Falassarna: Sunset Beach of the West

Falassarna faces due west, and that single fact shapes everything about it. The beach takes the full force of the open Cretan Sea, the afternoon light comes straight off the water, and when the sun finally drops behind the horizon the whole bay turns copper. Greeks regularly vote it among the best beaches in the country, and unlike some famous names it is a proper all-day beach rather than a photo stop: big, sandy and genuinely swimmable from morning to dusk.

The lay of the land

Falassarna is not one beach but a string of them along a wide bay below a plain of olive groves and greenhouses, 59 kilometres from Chania at the western edge of the island. The main stretch, Pachia Ammos, is a kilometre of deep golden sand with sunbeds and a couple of seasonal beach bars at the centre and free space at the edges. Smaller coves continue north towards the ancient harbour, and the southern end stays quietest. The sand here is coarse and clean, the water exceptionally clear, and on calm days the shallows glow an improbable pale blue.
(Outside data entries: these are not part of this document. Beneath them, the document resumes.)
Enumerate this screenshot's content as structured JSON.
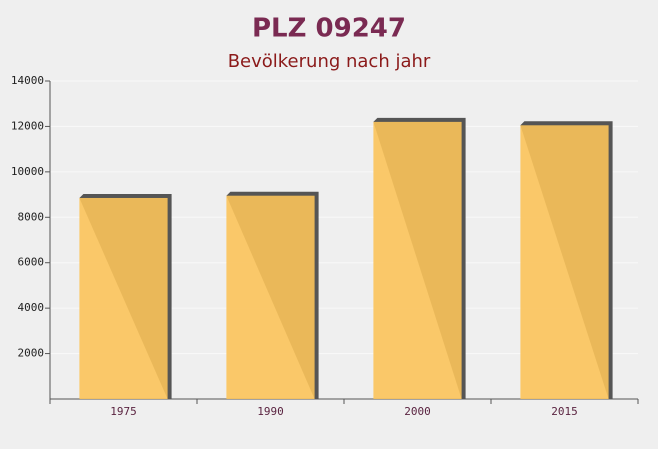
{
  "chart_data": {
    "type": "bar",
    "title": "PLZ 09247",
    "subtitle": "Bevölkerung nach jahr",
    "categories": [
      "1975",
      "1990",
      "2000",
      "2015"
    ],
    "values": [
      8850,
      8950,
      12200,
      12050
    ],
    "color": "#fbc35a",
    "ylim": [
      0,
      14000
    ],
    "yticks": [
      2000,
      4000,
      6000,
      8000,
      10000,
      12000,
      14000
    ],
    "grid": true
  }
}
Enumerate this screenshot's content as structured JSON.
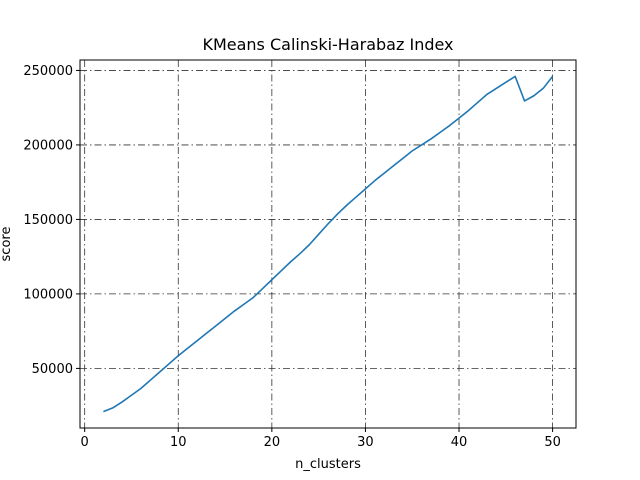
{
  "chart_data": {
    "type": "line",
    "title": "KMeans Calinski-Harabaz Index",
    "xlabel": "n_clusters",
    "ylabel": "score",
    "xlim": [
      -0.5,
      52.5
    ],
    "ylim": [
      10000,
      257000
    ],
    "xticks": [
      0,
      10,
      20,
      30,
      40,
      50
    ],
    "yticks": [
      50000,
      100000,
      150000,
      200000,
      250000
    ],
    "grid": true,
    "series": [
      {
        "color": "#1f77b4",
        "x": [
          2,
          3,
          4,
          5,
          6,
          7,
          8,
          9,
          10,
          11,
          12,
          13,
          14,
          15,
          16,
          17,
          18,
          19,
          20,
          21,
          22,
          23,
          24,
          25,
          26,
          27,
          28,
          29,
          30,
          31,
          32,
          33,
          34,
          35,
          36,
          37,
          38,
          39,
          40,
          41,
          42,
          43,
          44,
          45,
          46,
          47,
          48,
          49,
          50
        ],
        "y": [
          21000,
          23500,
          27500,
          32000,
          36500,
          42000,
          47500,
          53000,
          58500,
          63500,
          68500,
          73500,
          78500,
          83500,
          88500,
          93000,
          97500,
          103500,
          109500,
          115500,
          121500,
          127000,
          133000,
          140000,
          147000,
          153500,
          159500,
          165000,
          170500,
          176000,
          181000,
          186000,
          191000,
          196000,
          200000,
          204000,
          208500,
          213000,
          218000,
          223000,
          228500,
          234000,
          238000,
          242000,
          246000,
          229500,
          233000,
          238000,
          246000
        ]
      }
    ]
  }
}
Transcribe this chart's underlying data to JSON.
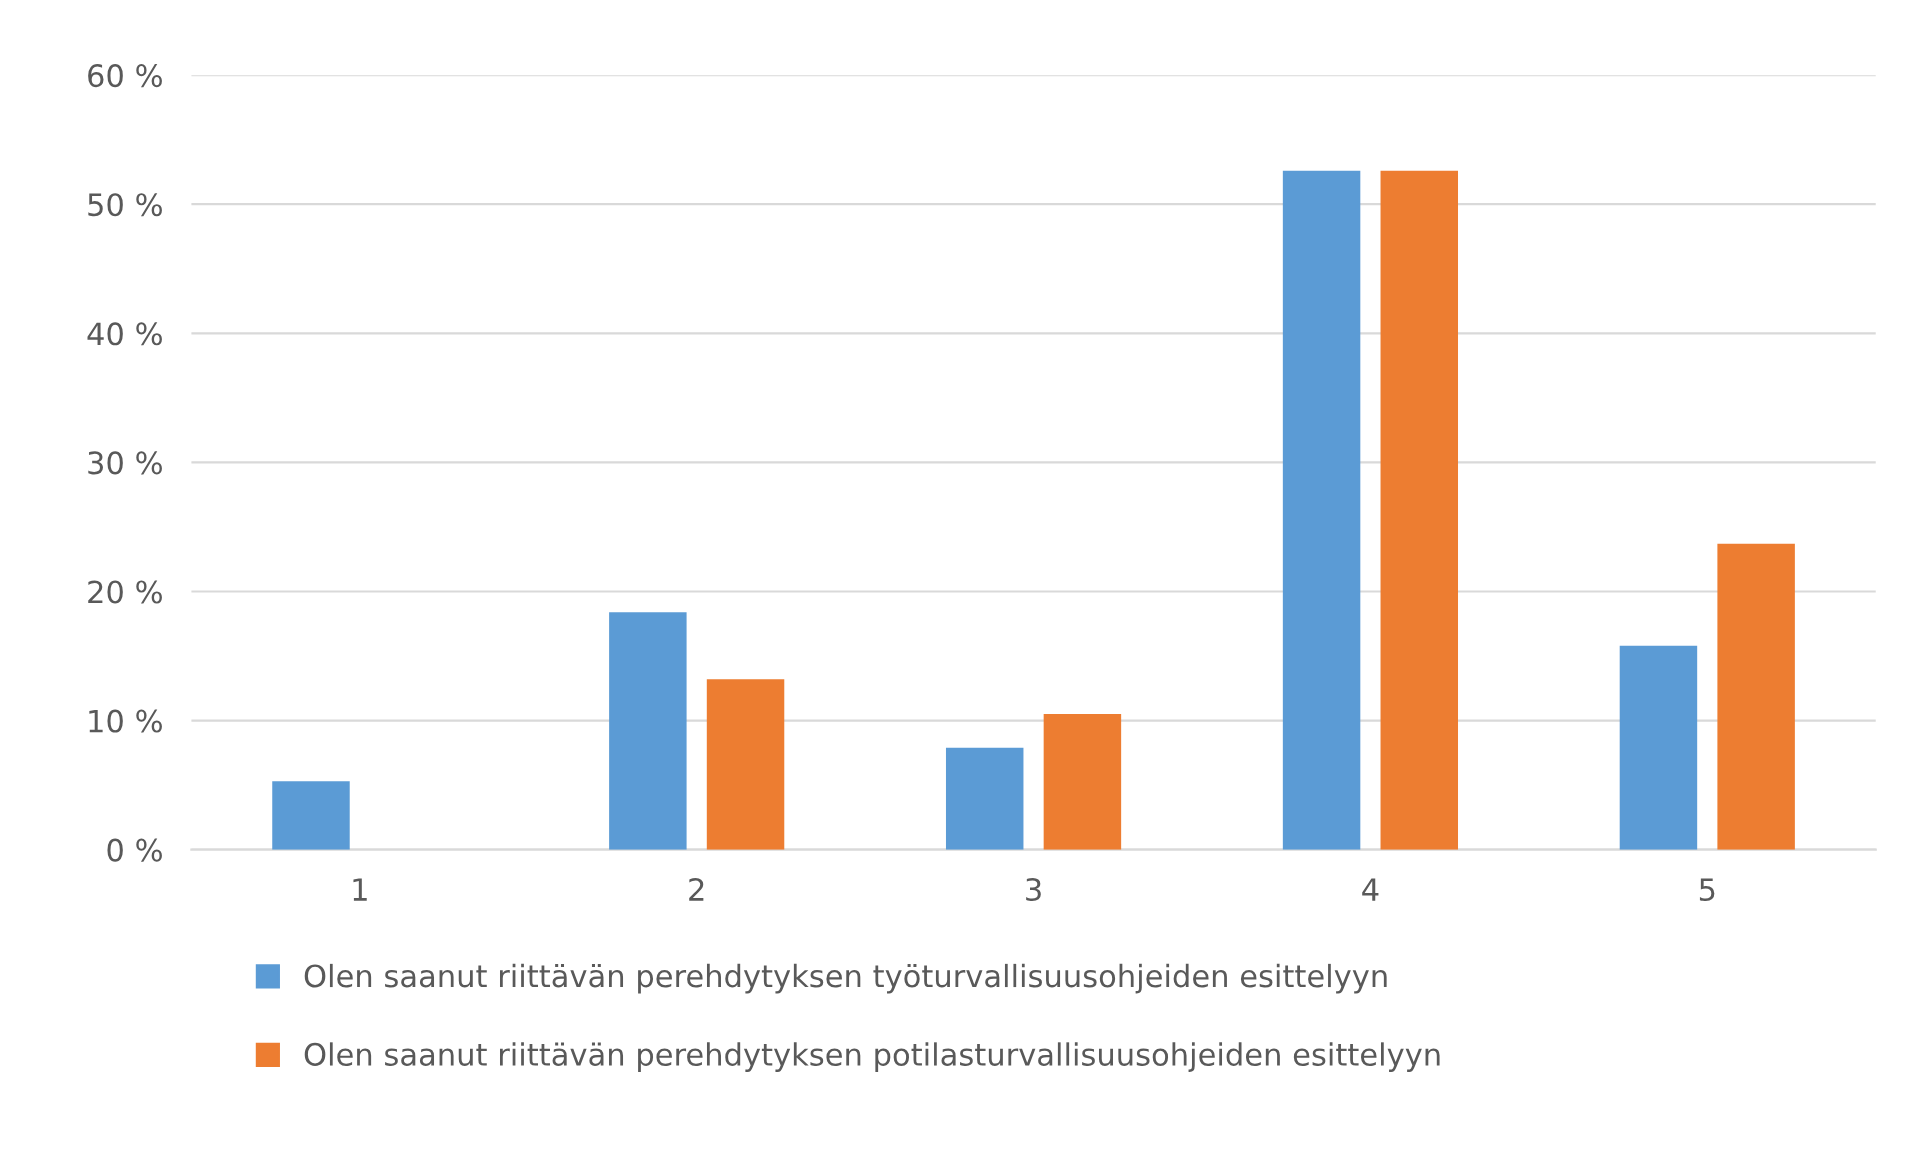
{
  "chart_data": {
    "type": "bar",
    "categories": [
      "1",
      "2",
      "3",
      "4",
      "5"
    ],
    "series": [
      {
        "name": "Olen saanut riittävän perehdytyksen työturvallisuusohjeiden esittelyyn",
        "color": "#5b9bd5",
        "values": [
          5.3,
          18.4,
          7.9,
          52.6,
          15.8
        ]
      },
      {
        "name": "Olen saanut riittävän perehdytyksen potilasturvallisuusohjeiden esittelyyn",
        "color": "#ed7d31",
        "values": [
          0,
          13.2,
          10.5,
          52.6,
          23.7
        ]
      }
    ],
    "ylim": [
      0,
      60
    ],
    "yticks": [
      {
        "value": 0,
        "label": "0 %"
      },
      {
        "value": 10,
        "label": "10 %"
      },
      {
        "value": 20,
        "label": "20 %"
      },
      {
        "value": 30,
        "label": "30 %"
      },
      {
        "value": 40,
        "label": "40 %"
      },
      {
        "value": 50,
        "label": "50 %"
      },
      {
        "value": 60,
        "label": "60 %"
      }
    ],
    "grid": "y",
    "legend": "bottom"
  }
}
Waves, wind and swimming sense

The west-facing position has a price: when the northwest wind blows, Falassarna gets real waves, the kind that delight confident swimmers and bodysurfers but demand caution with children. Lifeguards cover the main beach in high season. On windless days the sea is as gentle as anywhere on the island, so if your plans are flexible, glance at the forecast and save Falassarna for a settled day or embrace the surf deliberately. Either way the sunset is non-negotiable: stay for it, then eat at one of the tavernas on the slope above the bay.
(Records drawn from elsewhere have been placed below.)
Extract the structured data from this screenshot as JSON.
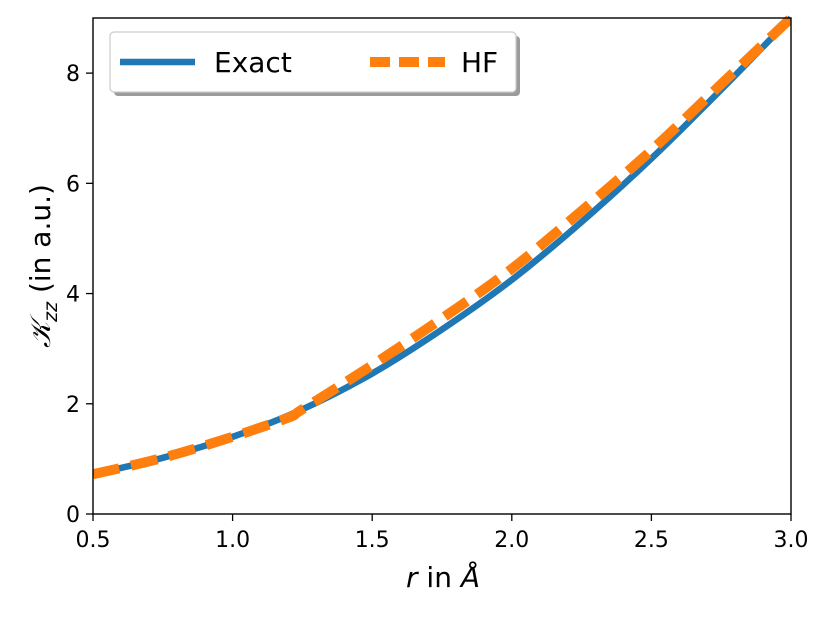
{
  "chart_data": {
    "type": "line",
    "title": "",
    "xlabel": {
      "var": "r",
      "rest": " in ",
      "unit": "Å"
    },
    "ylabel": {
      "symbol": "𝒦",
      "subscript": "zz",
      "rest": " (in a.u.)"
    },
    "xlim": [
      0.5,
      3.0
    ],
    "ylim": [
      0,
      9
    ],
    "xticks": [
      0.5,
      1.0,
      1.5,
      2.0,
      2.5,
      3.0
    ],
    "xtick_labels": [
      "0.5",
      "1.0",
      "1.5",
      "2.0",
      "2.5",
      "3.0"
    ],
    "yticks": [
      0,
      2,
      4,
      6,
      8
    ],
    "ytick_labels": [
      "0",
      "2",
      "4",
      "6",
      "8"
    ],
    "grid": false,
    "legend_position": "top-left",
    "series": [
      {
        "name": "Exact",
        "color": "#1f77b4",
        "style": "solid",
        "x": [
          0.5,
          0.75,
          1.0,
          1.25,
          1.5,
          1.75,
          2.0,
          2.25,
          2.5,
          2.75,
          3.0
        ],
        "y": [
          0.72,
          1.02,
          1.4,
          1.9,
          2.55,
          3.35,
          4.25,
          5.3,
          6.45,
          7.7,
          9.0
        ]
      },
      {
        "name": "HF",
        "color": "#ff7f0e",
        "style": "dashed",
        "x": [
          0.5,
          0.75,
          1.0,
          1.2,
          1.25,
          1.5,
          1.75,
          2.0,
          2.25,
          2.5,
          2.75,
          3.0
        ],
        "y": [
          0.72,
          1.02,
          1.4,
          1.75,
          1.9,
          2.7,
          3.55,
          4.45,
          5.5,
          6.6,
          7.8,
          9.0
        ]
      }
    ]
  }
}
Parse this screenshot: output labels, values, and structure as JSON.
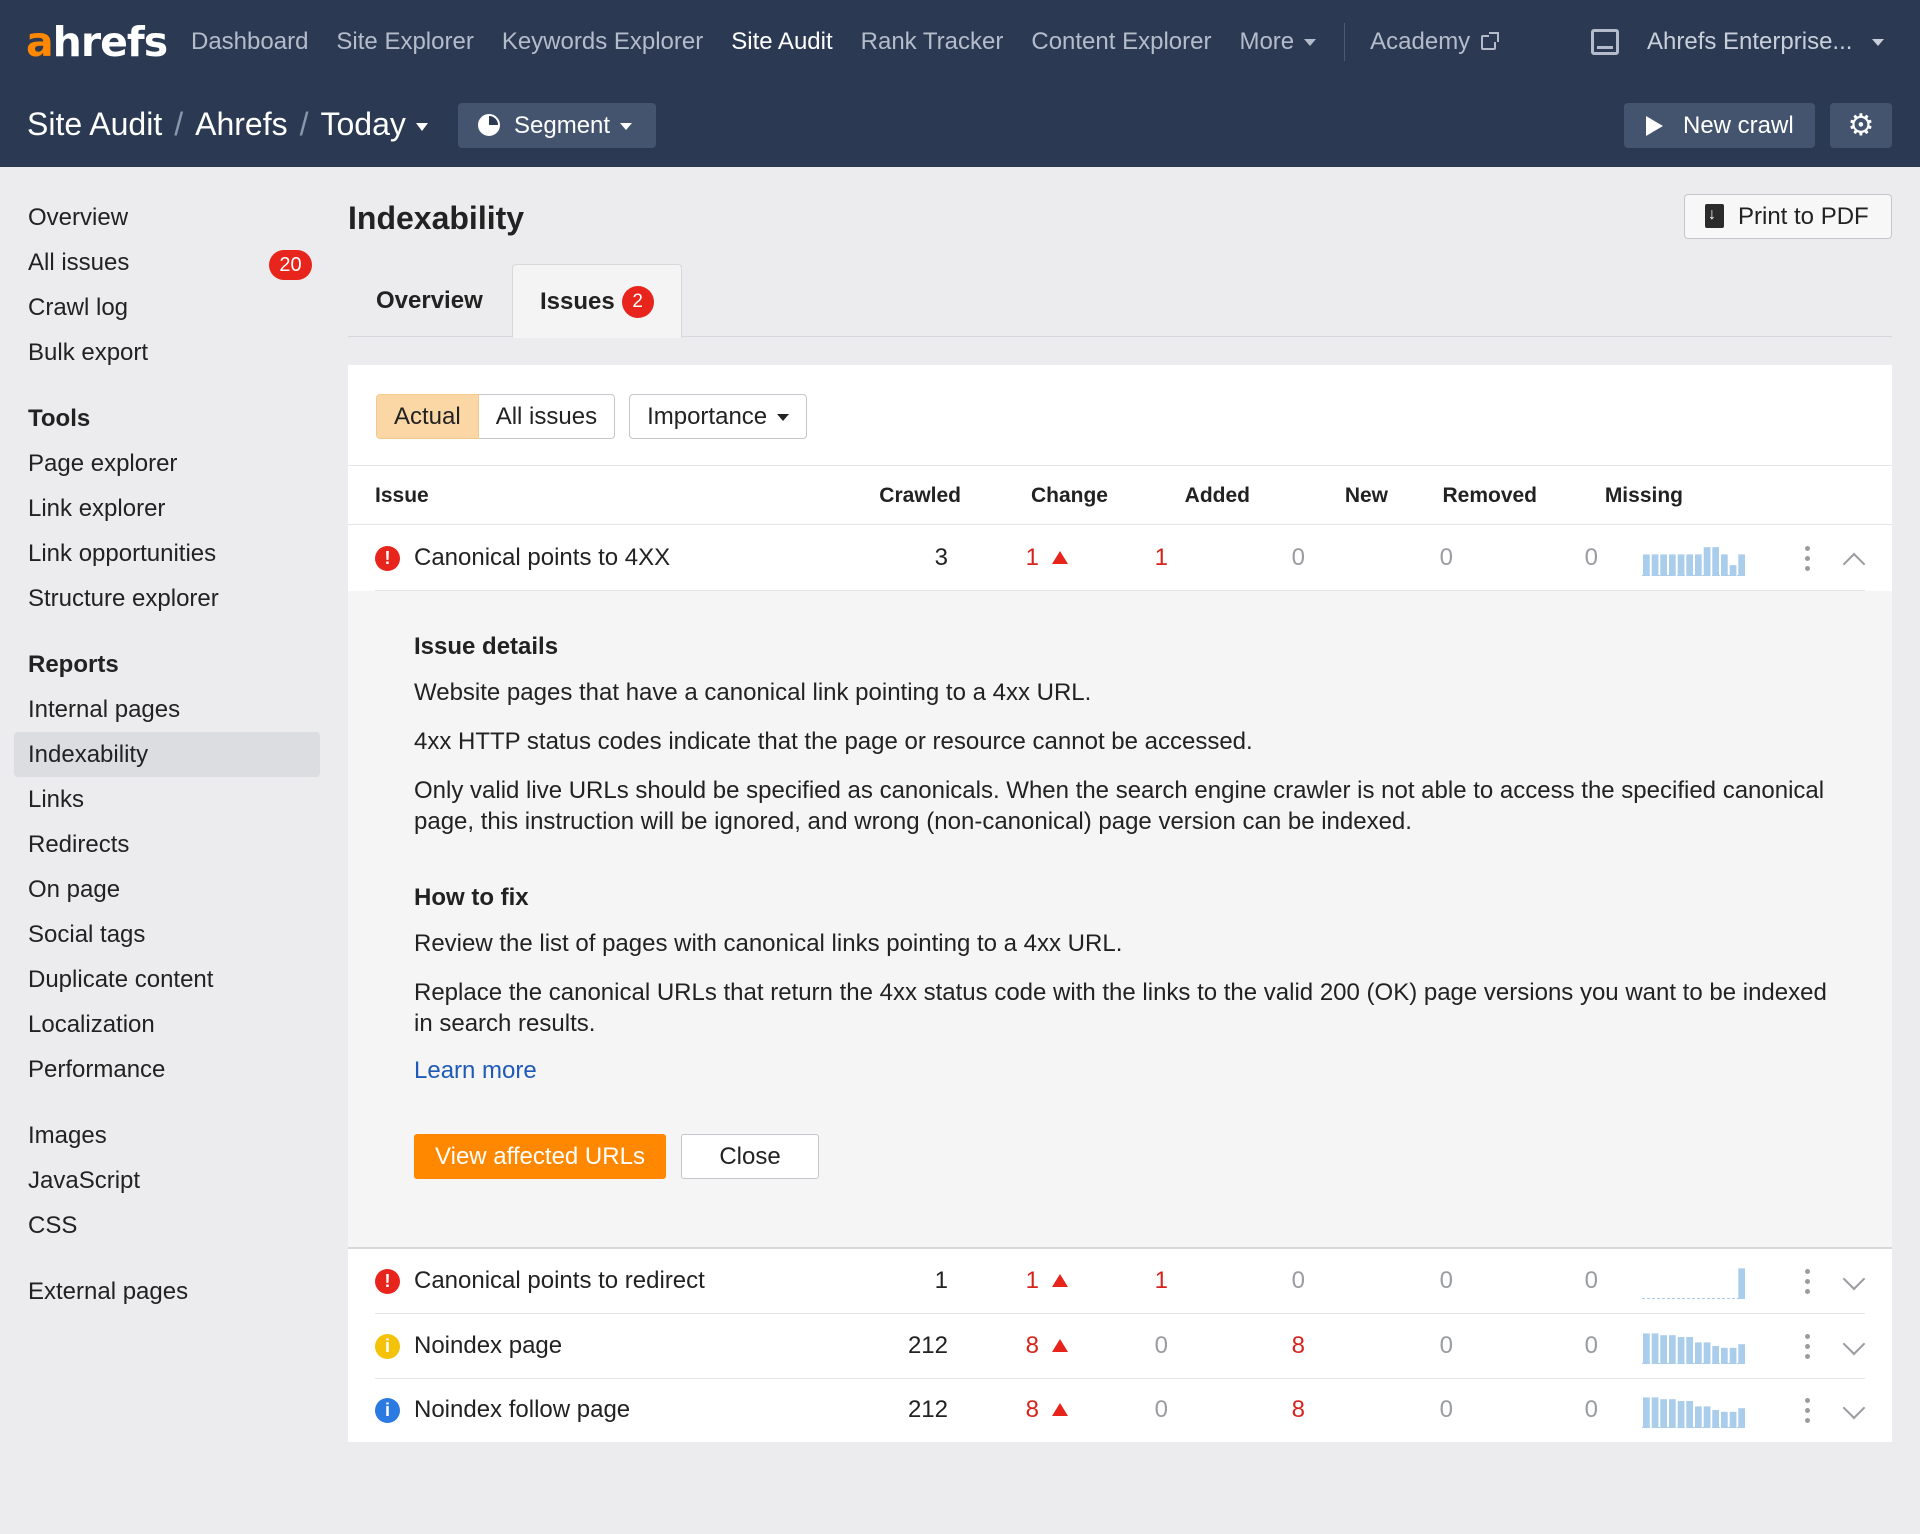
{
  "brand": {
    "logo_a": "a",
    "logo_rest": "hrefs",
    "accent": "#ff8800"
  },
  "topnav": {
    "items": [
      "Dashboard",
      "Site Explorer",
      "Keywords Explorer",
      "Site Audit",
      "Rank Tracker",
      "Content Explorer",
      "More"
    ],
    "active": "Site Audit",
    "academy": "Academy",
    "account": "Ahrefs Enterprise..."
  },
  "breadcrumb": {
    "p1": "Site Audit",
    "p2": "Ahrefs",
    "p3": "Today",
    "sep": "/"
  },
  "toolbar": {
    "segment": "Segment",
    "new_crawl": "New crawl",
    "print": "Print to PDF"
  },
  "sidebar": {
    "top": [
      {
        "label": "Overview"
      },
      {
        "label": "All issues",
        "badge": "20"
      },
      {
        "label": "Crawl log"
      },
      {
        "label": "Bulk export"
      }
    ],
    "tools_head": "Tools",
    "tools": [
      "Page explorer",
      "Link explorer",
      "Link opportunities",
      "Structure explorer"
    ],
    "reports_head": "Reports",
    "reports": [
      "Internal pages",
      "Indexability",
      "Links",
      "Redirects",
      "On page",
      "Social tags",
      "Duplicate content",
      "Localization",
      "Performance"
    ],
    "assets": [
      "Images",
      "JavaScript",
      "CSS"
    ],
    "external": "External pages",
    "active": "Indexability"
  },
  "page": {
    "title": "Indexability",
    "tabs": {
      "overview": "Overview",
      "issues": "Issues",
      "issues_count": "2"
    }
  },
  "filters": {
    "actual": "Actual",
    "all": "All issues",
    "importance": "Importance"
  },
  "table": {
    "headers": [
      "Issue",
      "Crawled",
      "Change",
      "Added",
      "New",
      "Removed",
      "Missing"
    ],
    "rows": [
      {
        "severity": "error",
        "name": "Canonical points to 4XX",
        "crawled": "3",
        "change": "1",
        "added": "1",
        "new": "0",
        "removed": "0",
        "missing": "0",
        "spark": [
          0.6,
          0.6,
          0.6,
          0.6,
          0.6,
          0.6,
          0.6,
          0.8,
          0.8,
          0.6,
          0.3,
          0.6
        ]
      },
      {
        "severity": "error",
        "name": "Canonical points to redirect",
        "crawled": "1",
        "change": "1",
        "added": "1",
        "new": "0",
        "removed": "0",
        "missing": "0",
        "spark": [
          0,
          0,
          0,
          0,
          0,
          0,
          0,
          0,
          0,
          0,
          0,
          0.85
        ]
      },
      {
        "severity": "warning",
        "name": "Noindex page",
        "crawled": "212",
        "change": "8",
        "added": "0",
        "new": "8",
        "removed": "0",
        "missing": "0",
        "spark": [
          0.85,
          0.85,
          0.8,
          0.8,
          0.75,
          0.75,
          0.6,
          0.6,
          0.5,
          0.45,
          0.45,
          0.55
        ]
      },
      {
        "severity": "info",
        "name": "Noindex follow page",
        "crawled": "212",
        "change": "8",
        "added": "0",
        "new": "8",
        "removed": "0",
        "missing": "0",
        "spark": [
          0.85,
          0.85,
          0.8,
          0.8,
          0.75,
          0.75,
          0.6,
          0.6,
          0.5,
          0.45,
          0.45,
          0.55
        ]
      }
    ]
  },
  "details": {
    "issue_head": "Issue details",
    "p1": "Website pages that have a canonical link pointing to a 4xx URL.",
    "p2": "4xx HTTP status codes indicate that the page or resource cannot be accessed.",
    "p3": "Only valid live URLs should be specified as canonicals. When the search engine crawler is not able to access the specified canonical page, this instruction will be ignored, and wrong (non-canonical) page version can be indexed.",
    "fix_head": "How to fix",
    "f1": "Review the list of pages with canonical links pointing to a 4xx URL.",
    "f2": "Replace the canonical URLs that return the 4xx status code with the links to the valid 200 (OK) page versions you want to be indexed in search results.",
    "learn_more": "Learn more",
    "view_btn": "View affected URLs",
    "close_btn": "Close"
  }
}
The ancient city at the north end

A twenty minute walk past the last cove brings you to ancient Falassarna, a Hellenistic harbour town whose remains sit oddly far from the water. The ground here has risen several metres since antiquity, lifted by the same massive earthquake activity that tilted the whole of western Crete in the 4th century, so the old port now stands marooned among the rocks. A carved stone throne near the entrance gives the site its informal name. Entry arrangements are modest; check locally for hours.

Getting there and building the day

A car or transfer is realistic transport; buses from Chania run in summer but sparsely. The drive from Chania Airport via Kissamos takes around an hour and a quarter, dropping over a pass with a view of the entire bay that demands a photo stop. Falassarna pairs perfectly with Balos, one beach each day from a Kissamos base, and our Balos guide explains how to do that lagoon without the crowds. Bring water, cash for the sunbeds, and a long lens for the evening. Of all Crete's famous beaches, this is the one that asks the least planning and gives the most back.